St. Louis woman travels to New Mexico to wed rancher, only to find that his first love is "sea of grass" where thousands of cattle roam and open-range cattlemen fight against small-town farmers. "That lusty pioneer blood is tamed now, broken and gelded like the wild horse and the frontier settlement." From that first poignant line to the glowing passage at the end, this novel is a work of art, enchanting the reader by the beauty of its prose at the same time that it rouses him by its passionate drama. A love-story, full of tenderness and sorrow, it is also a picture of a time forever lost and a way of life that now exists only in the memories of garrulous oldsters. Here is the Southwest in all its bravado and brutality, its color and violence, eternally fascinating even when filtered through the tale of a woman who hated it. Mr. Richter in this book confirms the high promise of his superb short stories of the Southwest published last year in the volume called Early Americana. The tragic conflict is laid bare immediately when James Brewton, lord of the greatest ranch in all Texas, bold, inexhaustible, and merciless, brings to his lawless land the girl he will marry--a girl of incomparable loveliness, gentle, soft, cultivated. yet strong and willful in her own fragile way. The very morning of her arrival she witnessed an episode in the cruel battle between the herdsmen, led by her bridegroom, and the settlers, whole families of starvelings who had migrated to the virgin territory, led by a young lawyer driven half by ambition and half by gallantry. The lines were drawn then, and there could be no truce until time had cooled the blood and history itself resolved the war. But how much they lived through until that truce, how many sleepless nights, how many regrets, how much pain!
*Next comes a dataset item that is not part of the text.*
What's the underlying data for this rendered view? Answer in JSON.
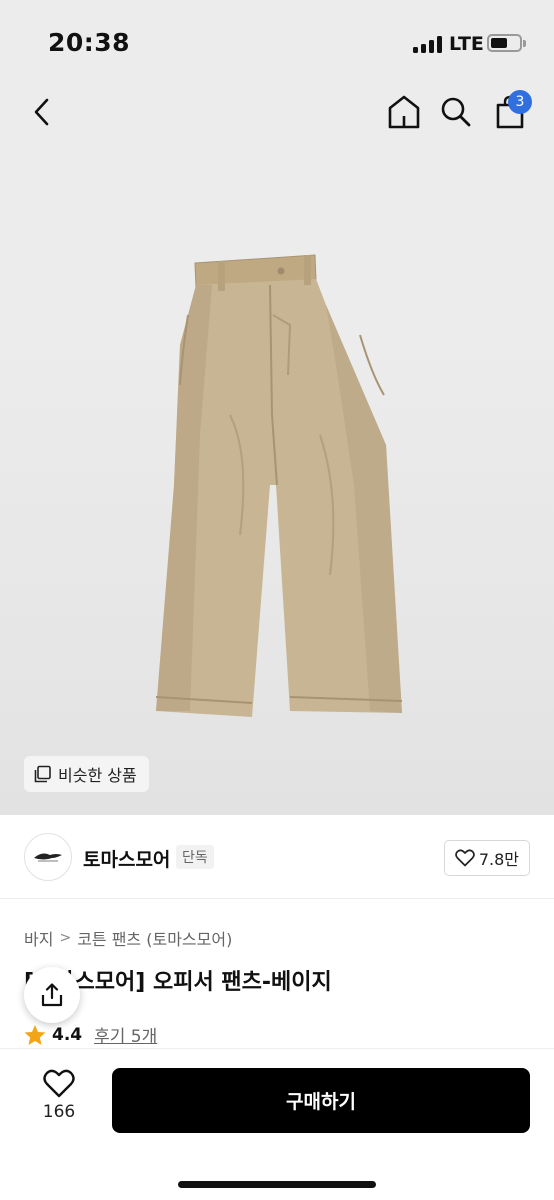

The reader turns the last page secure in the knowledge that he, too, has lived through something profound in the unfolding of this story--and the emotion it has evoked will haunt him for more than a day.--Jacket.

#3

The aristocrat

4.0 (2)

An infinitely attractive human being--a great lady, American-style--comes alive in Conrad Richter's wonderful new novel. She is Miss Alexandria Morley, and in her eighties--a doughty warrior against creeping modernity and mediocrity. She has the warmest of hearts. She is the coolest of strategists. It is a joy to see her do battle. Secure in her Victorian mansion, in "her "Pennsylvania town, flying her flag in defense of principle and old-time decorum, she takes on and outclasses the mighty coal company (she's caught them cheating on taxes); civilizes her roughhewn young doctor (good character is no license for crudity); copes patiently (family obligations are sacred) with the poor old cousin who is a tidal wave of garrulous idiocy; stands firm against the poisonous cousin who is a knot of destructive envy; puts herself gently at the service of a sweet young cousin who cannot decide among her eligible beaux. All around her, in her house, in her memories, the past swirls. But Miss Alexandria lives in the now. She hopes, out of courtesy to her heirs, to die when her stocks are up. She tells the truth to those who can bear it--most especially to herself. She has learned, from the Southern belle who was her mother, to love the graces of life--and, from the mining potentate who was her father, to give no quarter to foolish circumstances. Even on her deathbed, Miss Alexandria, who has warned the officious clergyman that she won't have anyone praying aloud over her, wins a gallant victory. Like her dear ones and her adversaries, her servants and her fellow townspeople, the reader will take his hat off to the Aristocrat. She is the last of her kind.